Last Wednesday (26/11/08) we were very lucky enough to have a lecture by Tony Brooks (image above top left) at the ATRiuM. Tony is a Welsh born artist /researcher now living in Denmark and running the Sensoramalab (a virtual reality experimentation laboratory) at Aalborg University Esbjerg. He talked about his work in general which primarily focuses on physical interfaces with screen-based media and his use of these in art, performance and therapy contexts.

Tony’s work doesn’t have any particular focus on networks (at least none he elaborated on) which maps to the research here however he kept showing us diagrams of his works planning and particularly diagrams illustrating the theory of how users would relate to interactive work (images above). These reminded me of Shannon and Weaver’s writings, David Kirsh’s influential paper Interactivity and MultiMedia Interfaces, Jim Campbell’s great animated diagram and even a lot of theory that exists on visualising the process of planning research and its outcomes. So that has some close associations with a lot of diagramatic work I’ve posted about here.

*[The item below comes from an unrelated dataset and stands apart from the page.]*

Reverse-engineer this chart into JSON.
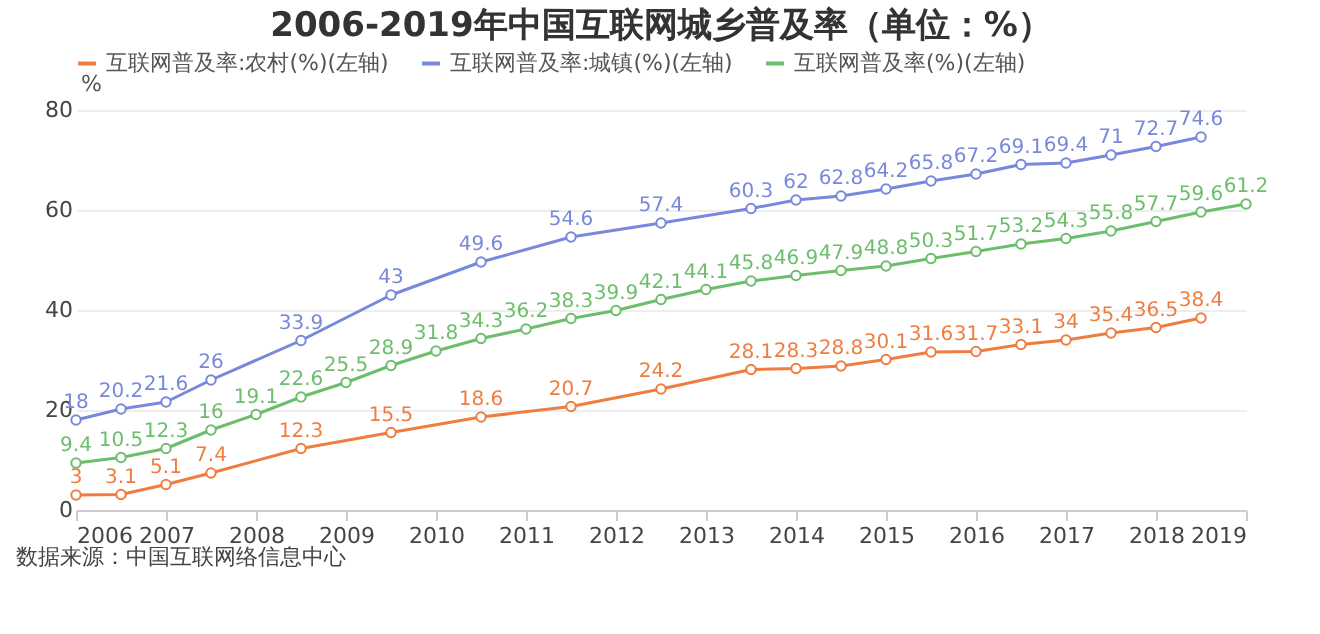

One of the last diagrams he showed us puzzled me a little however and I meant to ask Tony but had to duck out of the lecture. I’m curious as to why an artist who works a lot with art as therapy (or is it the performative process of therapy that is the art?) would have a diagram which showed art and therapy on opposite sides of the diagram pointing in different directions – the implication being that they are different outcomes and can never merge.